Cet homme fiévreux était aussi un homme seul. Bien que guidé par des préoccupations mercantiles, il n'était le commis de personne. Jacques Heers a montré comment la navigation marchande génoise laissait aux armateurs et aux patrons toute l'initiative, alors qu'à Venise le dirigisme étatique était poussé à l'extrême. Formé dans ce cadre très souple, Colomb savait compter sur ses propres forces et assumer toutes les décisions. Il était de la trempe des marins capables d'affronter seuls l'aventure et l'inconnu. Il avait aussi la force d'âme suffisante pour persévérer dans ses projets et pour s'imposer dans les conflits de personnes.

La carte dite "de Christophe Colomb"

La seule carte marine que l'on puisse attribuer à Colomb traduit bien la dualité du personnage, aussi pleinement engagé dans la réalité concrète des découvertes qu'imprégné de la lecture des auteurs anciens, et nourri de mythes et de légendes. Malgré leur activité connue de cartographes, les frères Colomb ne nous ont transmis de façon incontestable aucune de leurs œuvres. La raison de ces disparitions est peut-être à chercher dans la fragilité du matériau utilisé, le papier, si l'on en croit une allusion de Colomb, ou dans les nombreux voyages et déménagements des deux frères, ou enfin dans l'exigence de secret qui entoura vite leur activité. La carte portulan dite "de Christophe Colomb" est peut-être le seul témoignage de leur art. Elle fut considérée d'un œil neuf par Charles de la Roncière en 1924 lorsqu'il constata une grande analogie entre les légendes latines qu'elle comporte et les notes apposées en marges des ouvrages personnels de Colomb.
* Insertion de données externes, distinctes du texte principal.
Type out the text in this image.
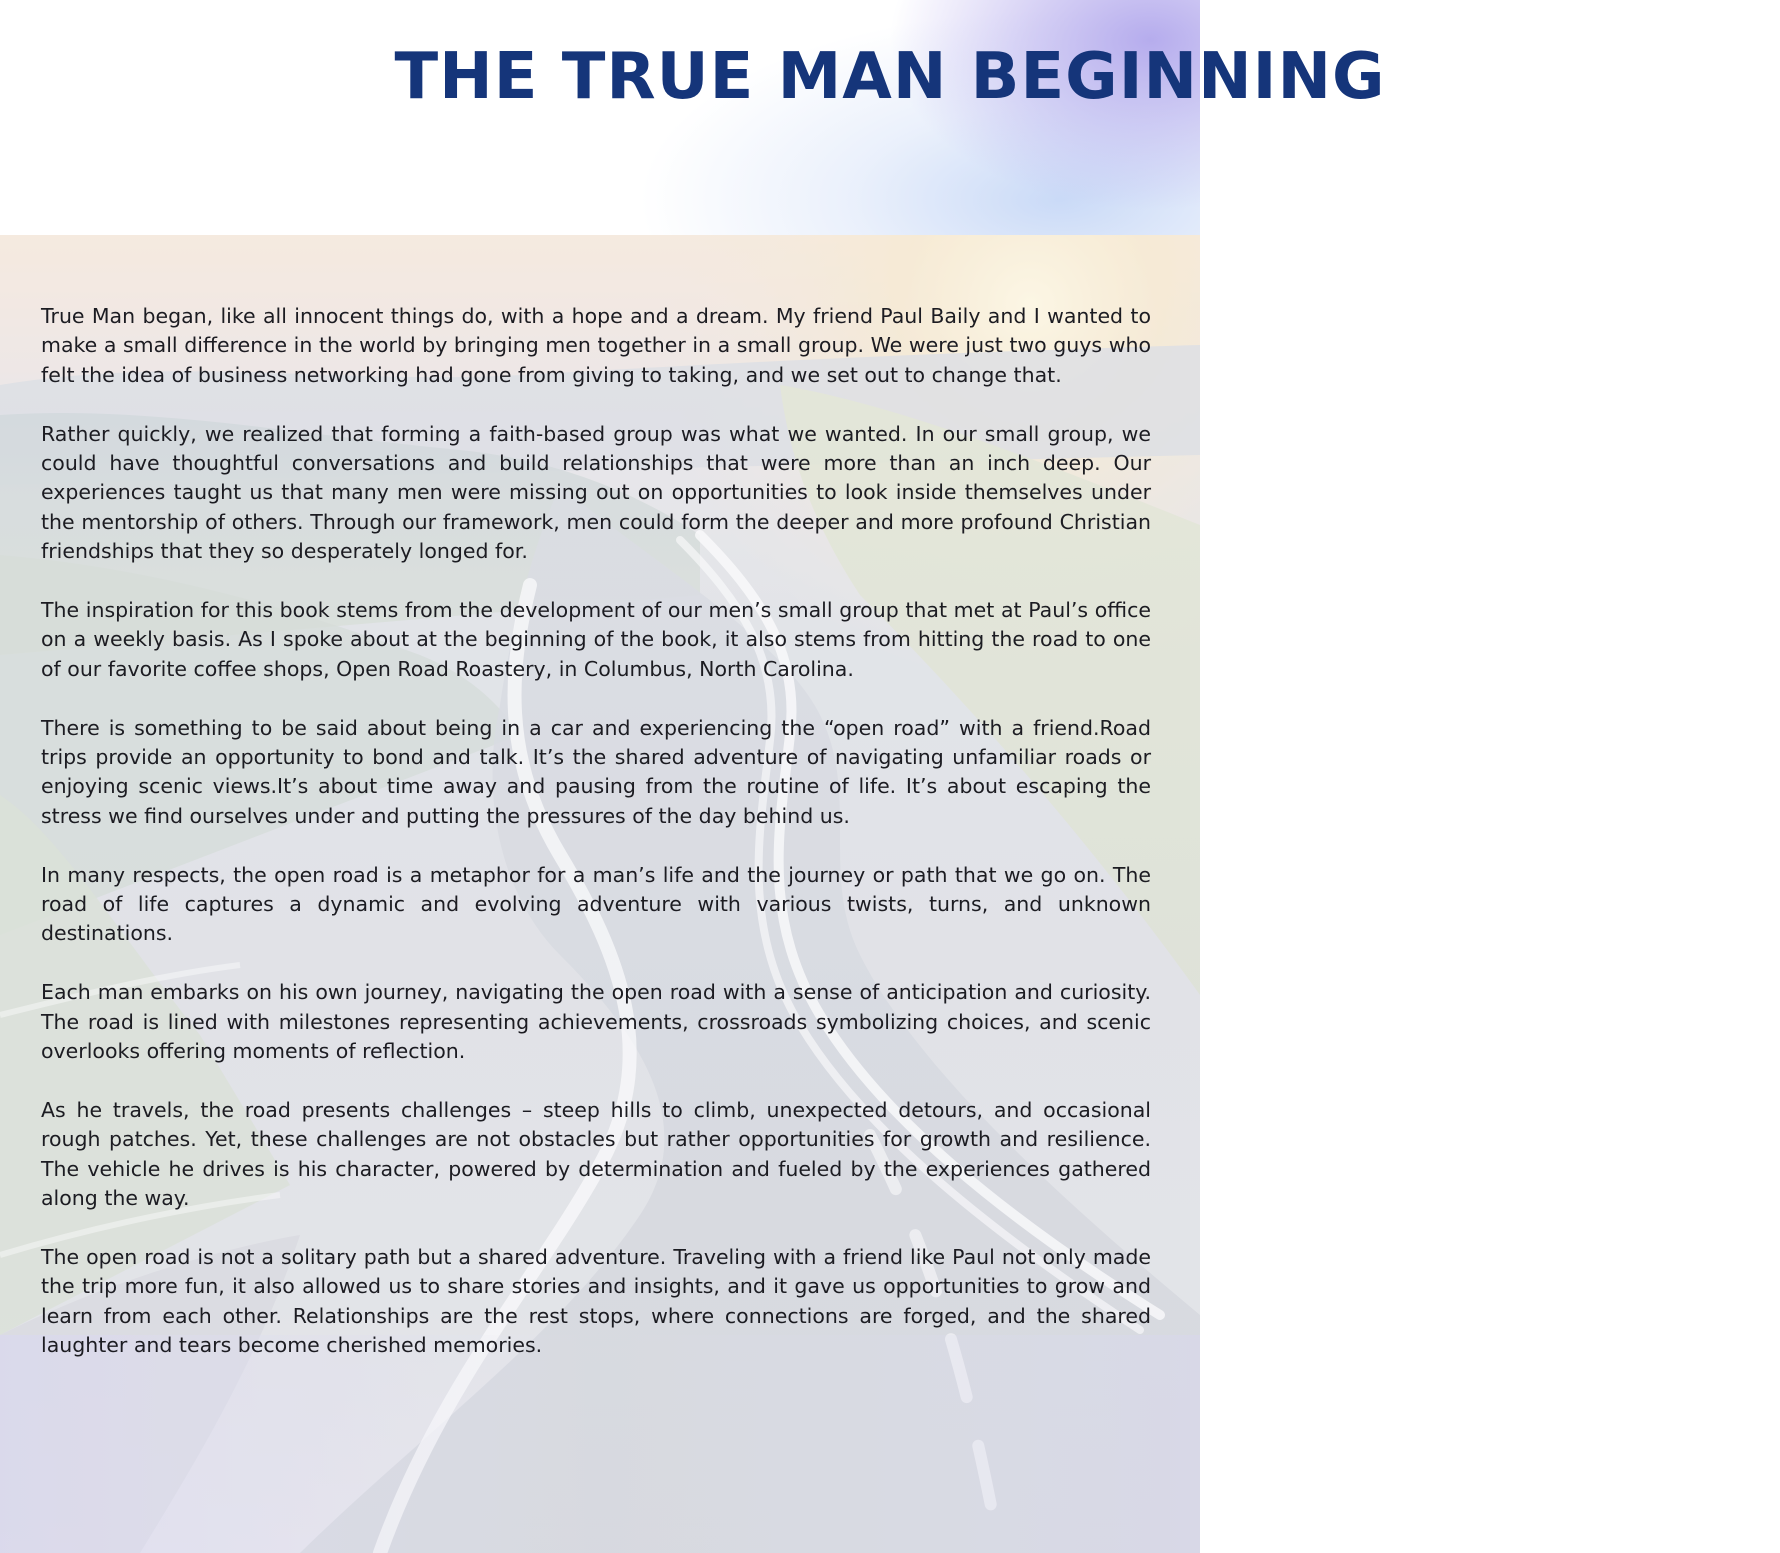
THE TRUE MAN BEGINNING

True Man began, like all innocent things do, with a hope and a dream. My friend Paul Baily and I wanted to make a small difference in the world by bringing men together in a small group. We were just two guys who felt the idea of business networking had gone from giving to taking, and we set out to change that.

Rather quickly, we realized that forming a faith-based group was what we wanted. In our small group, we could have thoughtful conversations and build relationships that were more than an inch deep. Our experiences taught us that many men were missing out on opportunities to look inside themselves under the mentorship of others. Through our framework, men could form the deeper and more profound Christian friendships that they so desperately longed for.

The inspiration for this book stems from the development of our men’s small group that met at Paul’s office on a weekly basis. As I spoke about at the beginning of the book, it also stems from hitting the road to one of our favorite coffee shops, Open Road Roastery, in Columbus, North Carolina.

There is something to be said about being in a car and experiencing the “open road” with a friend.Road trips provide an opportunity to bond and talk. It’s the shared adventure of navigating unfamiliar roads or enjoying scenic views.It’s about time away and pausing from the routine of life. It’s about escaping the stress we find ourselves under and putting the pressures of the day behind us.

In many respects, the open road is a metaphor for a man’s life and the journey or path that we go on. The road of life captures a dynamic and evolving adventure with various twists, turns, and unknown destinations.

Each man embarks on his own journey, navigating the open road with a sense of anticipation and curiosity. The road is lined with milestones representing achievements, crossroads symbolizing choices, and scenic overlooks offering moments of reflection.

As he travels, the road presents challenges – steep hills to climb, unexpected detours, and occasional rough patches. Yet, these challenges are not obstacles but rather opportunities for growth and resilience. The vehicle he drives is his character, powered by determination and fueled by the experiences gathered along the way.

The open road is not a solitary path but a shared adventure. Traveling with a friend like Paul not only made the trip more fun, it also allowed us to share stories and insights, and it gave us opportunities to grow and learn from each other. Relationships are the rest stops, where connections are forged, and the shared laughter and tears become cherished memories.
Cette carte est divisée en deux parties distinctes. À droite, une carte moderne qui expose des données réelles, notamment les découvertes portugaises le long de la côte africaine, jusqu'au Congo, découvert en 1484. À gauche une petite mappemonde, inscrite dans neuf cercles ou « sphères », qui sont un élément supplémentaire plaidant en faveur de l'attribution de la carte au grand navigateur. Colomb écrivit en effet que certaines de ses cartes comportaient une sphère, détail tout à fait inhabituel dont on ne connaît pas d'autre exemple. Cette mappemonde, qui montre l'Afrique contournée jusqu'au cap de Bonne-Espérance, est par ailleurs fondée sur les tracés de Ptolémée. En outre, elle représente une île importante, au large de la Chine, le paradis terrestre. Lors de son troisième voyage, Colomb croira avoir retrouvé cette terre enchanteresse alors qu'il explorait le golfe de Paria, au nord-est du Vénézuela actuel. Sa conviction naîtra des flots de l'Orénoque dans lesquels il reconnaîtra la source des fontaines du Paradis, d'où coulent, selon la tradition des Anciens, les quatre fleuves sacrés : l'Euphrate, le Tigre, le Gange et le Nil. Il décrira avec complaisance cette nature particulièrement riche et aimable et ses habitants, doux et accueillants, parce que proches de la vie originelle.